SEMANA: En su opinión, ¿es la violencia del país el único motivo por el cual el arte colombiano no tuvo antes el éxito o el reconocimiento que está teniendo ahora?

J. R:
No, de hecho la violencia social y política y sus efectos en el cuerpo social ha sido uno de los temas recurrentes en muchos de los artistas que más éxito crítico han tenido, como Beatriz González, los ya citados Doris Salcedo y Miguel Ángel Rojas, José Alejandro Restrepo, Clemencia Echeverri, Juan Manuel Echavarría, Juan Fernando Herrán, Johanna Calle y muchos más. Lo que si generó la violencia interna fue una sensación de peligro que hacía que pocos visitaran el país y vieran la potencia del arte que se hace acá.

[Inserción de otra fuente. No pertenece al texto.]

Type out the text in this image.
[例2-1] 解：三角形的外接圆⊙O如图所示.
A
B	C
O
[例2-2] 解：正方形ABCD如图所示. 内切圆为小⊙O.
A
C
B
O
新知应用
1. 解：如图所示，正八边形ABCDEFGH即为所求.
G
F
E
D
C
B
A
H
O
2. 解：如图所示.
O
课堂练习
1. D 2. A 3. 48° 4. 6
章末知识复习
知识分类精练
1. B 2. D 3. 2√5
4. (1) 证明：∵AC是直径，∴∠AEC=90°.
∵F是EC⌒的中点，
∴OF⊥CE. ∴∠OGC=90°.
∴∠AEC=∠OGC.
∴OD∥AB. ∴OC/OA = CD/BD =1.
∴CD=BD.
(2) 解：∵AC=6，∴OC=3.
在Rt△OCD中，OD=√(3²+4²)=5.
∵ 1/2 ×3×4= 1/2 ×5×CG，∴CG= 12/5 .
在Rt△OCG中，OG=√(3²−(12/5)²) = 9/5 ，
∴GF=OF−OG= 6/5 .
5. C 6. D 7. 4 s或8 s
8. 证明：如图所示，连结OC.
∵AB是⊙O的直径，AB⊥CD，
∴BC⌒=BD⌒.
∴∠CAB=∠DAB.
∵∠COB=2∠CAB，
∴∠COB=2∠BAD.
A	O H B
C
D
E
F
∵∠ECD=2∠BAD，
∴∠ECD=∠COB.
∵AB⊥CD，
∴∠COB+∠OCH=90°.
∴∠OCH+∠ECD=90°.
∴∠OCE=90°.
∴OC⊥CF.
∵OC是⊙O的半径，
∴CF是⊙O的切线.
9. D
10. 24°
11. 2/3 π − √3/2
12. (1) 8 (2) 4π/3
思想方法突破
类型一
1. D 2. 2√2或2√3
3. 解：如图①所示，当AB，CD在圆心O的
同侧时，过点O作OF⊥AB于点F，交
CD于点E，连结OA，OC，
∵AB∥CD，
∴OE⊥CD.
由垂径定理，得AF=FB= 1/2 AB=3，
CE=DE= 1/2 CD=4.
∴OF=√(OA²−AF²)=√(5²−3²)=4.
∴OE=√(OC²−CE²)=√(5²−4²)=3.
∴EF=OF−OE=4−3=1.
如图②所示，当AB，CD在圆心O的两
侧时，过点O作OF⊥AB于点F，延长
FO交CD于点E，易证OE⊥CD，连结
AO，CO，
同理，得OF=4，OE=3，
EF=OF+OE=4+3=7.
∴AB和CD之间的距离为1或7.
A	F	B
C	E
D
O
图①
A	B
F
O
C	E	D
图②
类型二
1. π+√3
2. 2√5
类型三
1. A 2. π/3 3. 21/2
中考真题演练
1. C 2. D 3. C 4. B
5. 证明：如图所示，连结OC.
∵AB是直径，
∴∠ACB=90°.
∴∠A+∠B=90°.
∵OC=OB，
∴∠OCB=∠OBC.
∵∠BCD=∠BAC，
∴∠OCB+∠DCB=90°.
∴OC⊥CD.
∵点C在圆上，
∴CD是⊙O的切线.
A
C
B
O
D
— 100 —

SEMANA: ¿Puede decirse que uno de los hechos fundamentales para que el arte en Colombia comenzara a florecer es que los jóvenes empezaron a ver que era posible vivir de su arte?

J. R:
Sí, la posibilidad de vivir de su trabajo ha generado cuerpos de obra más fuertes pues los artistas pueden dedicar su tiempo a hacer su obra y no a tratar de sobrevivir por otros medios. Pero el arte en Colombia hace tiempo que está fuerte, no está empezando a florecer ahora. Lo que es nuevo es la mirada externa sobre lo que se hace acá.

SEMANA: En el artículo del Financial Times usted dice que el boom que hoy vive el arte colombiano es más de visibilidad que de producción. ¿Por qué?

J. R:
Porque antes no venían tantos coleccionistas e inversionistas al país, pero el arte estaba ahí. Ahora que sí están viniendo pueden ver una escena fuerte que lleva muchos años así, y en la que conviven varias generaciones.

SEMANA: ¿Cómo describiría o definiría usted el arte colombiano de hoy? ¿Hay alguna temática que sea desarrollada por encima de todas las otras como pasaba hace unos años con la violencia?

J. R:
Siempre ha habido muchos temas, sólo que ese tuvo mayor visibilidad entre la mitad de los noventa y la mitad de los 2000. Pero temas como la relación entre ciencia y política, el interés por la memoria, los hilos sueltos (e irresueltos) del Modernismo, la arquitectura, el dibujo como herramienta de conocimiento, el viaje, la estética popular, y la botánica, por citar algunos, han estado presentes en el arte colombiano desde hace bastante tiempo.